Study Calls into Question Suspected Genetic Risk Factor for Ankylosing Spondylitis

A mutation considered to be a risk factor for ankylosing spondylitis has now been questioned in a new large population study.

The study, “Imputation-based analysis of MICA alleles in the susceptibility to ankylosing spondylitis,” was published in the journal Annals of the Rheumatic Diseases.

A specific mutation in the HLA-B gene called HLA-B27 is considered the major genetic risk factor for ankylosing spondylitis.

HLA-B belongs to a group of genes, called the major histocompatibility complex (MHC), that are close together in our DNA.  These genes provide instructions for the production of cell-surface proteins that help the immune system differentiate between the body’s own molecules and foreign ones.

In addition to HLA-B, other genes that belong to the MHC complex have also been linked with increased susceptibility to ankylosing spondylitis, independently of the HLA-B27 mutation.

One of these genes is MICA, and one of its mutations is MICA-007. A previous study hypothesized that MICA-007 was associated with a strong risk of developing ankylosing spondylitis in North American white and Han Chinese populations.
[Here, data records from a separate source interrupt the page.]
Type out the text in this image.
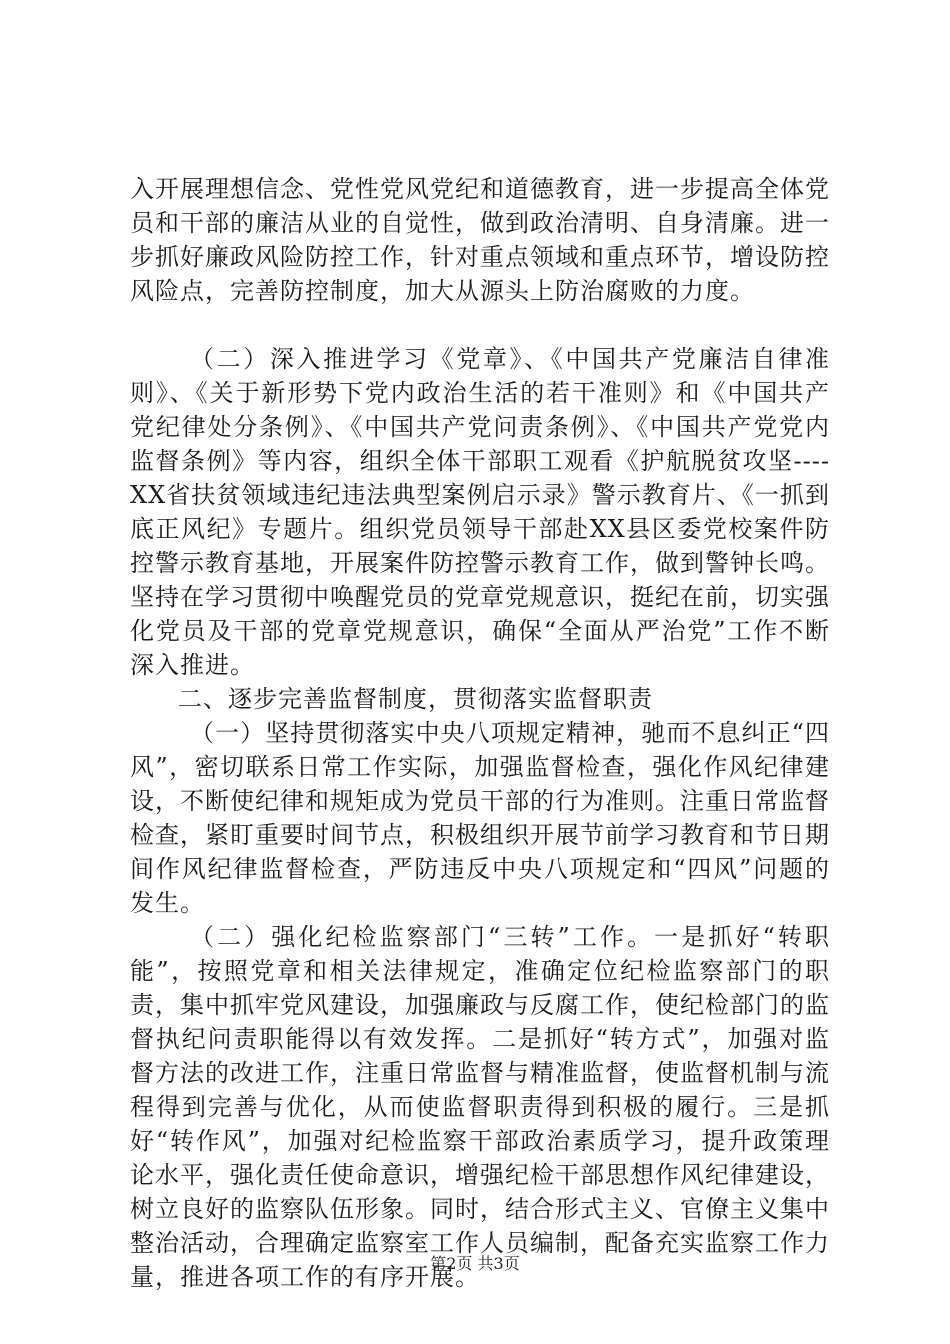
入开展理想信念、党性党风党纪和道德教育，进一步提高全体党员和干部的廉洁从业的自觉性，做到政治清明、自身清廉。进一步抓好廉政风险防控工作，针对重点领域和重点环节，增设防控风险点，完善防控制度，加大从源头上防治腐败的力度。

（二）深入推进学习《党章》、《中国共产党廉洁自律准则》、《关于新形势下党内政治生活的若干准则》和《中国共产党纪律处分条例》、《中国共产党问责条例》、《中国共产党党内监督条例》等内容，组织全体干部职工观看《护航脱贫攻坚----XX省扶贫领域违纪违法典型案例启示录》警示教育片、《一抓到底正风纪》专题片。组织党员领导干部赴XX县区委党校案件防控警示教育基地，开展案件防控警示教育工作，做到警钟长鸣。坚持在学习贯彻中唤醒党员的党章党规意识，挺纪在前，切实强化党员及干部的党章党规意识，确保“全面从严治党”工作不断深入推进。

二、逐步完善监督制度，贯彻落实监督职责

（一）坚持贯彻落实中央八项规定精神，驰而不息纠正“四风”，密切联系日常工作实际，加强监督检查，强化作风纪律建设，不断使纪律和规矩成为党员干部的行为准则。注重日常监督检查，紧盯重要时间节点，积极组织开展节前学习教育和节日期间作风纪律监督检查，严防违反中央八项规定和“四风”问题的发生。

（二）强化纪检监察部门“三转”工作。一是抓好“转职能”，按照党章和相关法律规定，准确定位纪检监察部门的职责，集中抓牢党风建设，加强廉政与反腐工作，使纪检部门的监督执纪问责职能得以有效发挥。二是抓好“转方式”，加强对监督方法的改进工作，注重日常监督与精准监督，使监督机制与流程得到完善与优化，从而使监督职责得到积极的履行。三是抓好“转作风”，加强对纪检监察干部政治素质学习，提升政策理论水平，强化责任使命意识，增强纪检干部思想作风纪律建设，树立良好的监察队伍形象。同时，结合形式主义、官僚主义集中整治活动，合理确定监察室工作人员编制，配备充实监察工作力量，推进各项工作的有序开展。

第2页 共3页
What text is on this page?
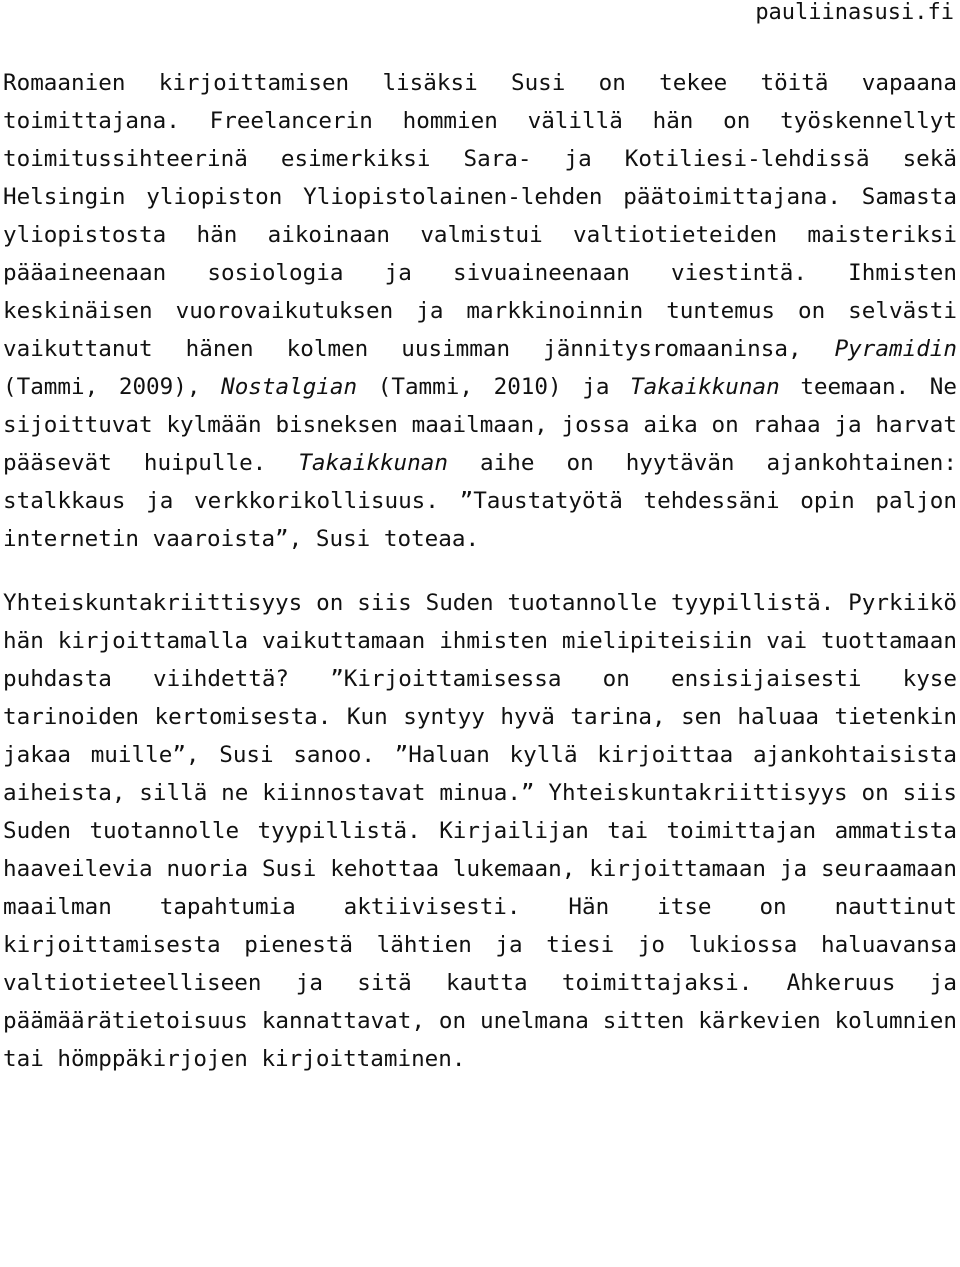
pauliinasusi.fi

Romaanien kirjoittamisen lisäksi Susi on tekee töitä vapaana toimittajana. Freelancerin hommien välillä hän on työskennellyt toimitussihteerinä esimerkiksi Sara- ja Kotiliesi-lehdissä sekä Helsingin yliopiston Yliopistolainen-lehden päätoimittajana. Samasta yliopistosta hän aikoinaan valmistui valtiotieteiden maisteriksi pääaineenaan sosiologia ja sivuaineenaan viestintä. Ihmisten keskinäisen vuorovaikutuksen ja markkinoinnin tuntemus on selvästi vaikuttanut hänen kolmen uusimman jännitysromaaninsa, Pyramidin (Tammi, 2009), Nostalgian (Tammi, 2010) ja Takaikkunan teemaan. Ne sijoittuvat kylmään bisneksen maailmaan, jossa aika on rahaa ja harvat pääsevät huipulle. Takaikkunan aihe on hyytävän ajankohtainen: stalkkaus ja verkkorikollisuus. ”Taustatyötä tehdessäni opin paljon internetin vaaroista”, Susi toteaa.

Yhteiskuntakriittisyys on siis Suden tuotannolle tyypillistä. Pyrkiikö hän kirjoittamalla vaikuttamaan ihmisten mielipiteisiin vai tuottamaan puhdasta viihdettä? ”Kirjoittamisessa on ensisijaisesti kyse tarinoiden kertomisesta. Kun syntyy hyvä tarina, sen haluaa tietenkin jakaa muille”, Susi sanoo. ”Haluan kyllä kirjoittaa ajankohtaisista aiheista, sillä ne kiinnostavat minua.” Yhteiskuntakriittisyys on siis Suden tuotannolle tyypillistä. Kirjailijan tai toimittajan ammatista haaveilevia nuoria Susi kehottaa lukemaan, kirjoittamaan ja seuraamaan maailman tapahtumia aktiivisesti. Hän itse on nauttinut kirjoittamisesta pienestä lähtien ja tiesi jo lukiossa haluavansa valtiotieteelliseen ja sitä kautta toimittajaksi. Ahkeruus ja päämäärätietoisuus kannattavat, on unelmana sitten kärkevien kolumnien tai hömppäkirjojen kirjoittaminen.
North Americans and Han Chinese who have this mutation were nine times and 42 times more likely to have the disease, respectively, compared to those not carrying the mutation.
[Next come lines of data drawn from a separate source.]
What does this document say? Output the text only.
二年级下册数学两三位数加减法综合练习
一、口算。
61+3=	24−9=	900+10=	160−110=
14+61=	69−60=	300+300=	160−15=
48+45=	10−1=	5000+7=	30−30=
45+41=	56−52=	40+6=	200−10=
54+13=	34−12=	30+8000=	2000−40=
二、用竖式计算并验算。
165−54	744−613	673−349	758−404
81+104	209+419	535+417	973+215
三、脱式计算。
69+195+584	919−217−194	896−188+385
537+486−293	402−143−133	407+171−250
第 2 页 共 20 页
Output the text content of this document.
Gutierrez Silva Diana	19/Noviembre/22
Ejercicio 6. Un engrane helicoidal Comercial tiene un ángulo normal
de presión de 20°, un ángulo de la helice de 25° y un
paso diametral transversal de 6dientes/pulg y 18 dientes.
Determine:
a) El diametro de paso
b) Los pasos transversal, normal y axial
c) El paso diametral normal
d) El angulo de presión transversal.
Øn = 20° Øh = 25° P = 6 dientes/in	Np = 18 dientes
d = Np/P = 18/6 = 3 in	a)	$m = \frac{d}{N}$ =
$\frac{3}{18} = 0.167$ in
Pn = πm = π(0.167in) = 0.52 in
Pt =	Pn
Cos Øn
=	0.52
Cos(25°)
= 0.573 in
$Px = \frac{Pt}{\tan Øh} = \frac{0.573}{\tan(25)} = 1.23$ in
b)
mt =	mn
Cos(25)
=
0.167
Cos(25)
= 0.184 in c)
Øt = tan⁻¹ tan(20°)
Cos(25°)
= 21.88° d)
The present study, conducted by an international team of researchers assisted by the International Genetics of Ankylosing Spondylitis Consortium (IGAS), resulted in contradictory findings.

Using a much larger data set from IGAS, which covers populations with European ancestry, no association was observed between MICA-007 and ankylosing spondylitis in either HLA-B27 negative people (1,669 patients and 12,263 controls) or positive ones (7,760 patients and 1,196 controls).
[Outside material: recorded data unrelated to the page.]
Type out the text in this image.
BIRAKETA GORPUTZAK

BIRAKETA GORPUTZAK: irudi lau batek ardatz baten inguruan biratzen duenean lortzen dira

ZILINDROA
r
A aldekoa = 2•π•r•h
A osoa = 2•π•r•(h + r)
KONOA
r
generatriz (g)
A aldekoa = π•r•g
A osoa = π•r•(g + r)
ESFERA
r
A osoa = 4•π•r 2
This observation was further confirmed using a more homogenous population of citizens from the U.K. (4,198 cases and 9,611 controls).

Given the sample size, the study had a greater ability to identify even a small effect of MICA-007 in the predisposition to ankylosing spondylitis, which also was unverified.

“In this study, we found no evidence of association between the MICA*007 allele and AS susceptibility in a large cohort of European ancestry,” researchers wrote.

Additionally, the team identified a strong link between MICA-007 and HLA-B-27, which means that people that carry one mutation were likely to also carry the other.

Such an association may explain why previous reports saw a link between MICA-007 and ankylosing spondylitis, which might have been influenced by the presence of an HLA-B27 mutation.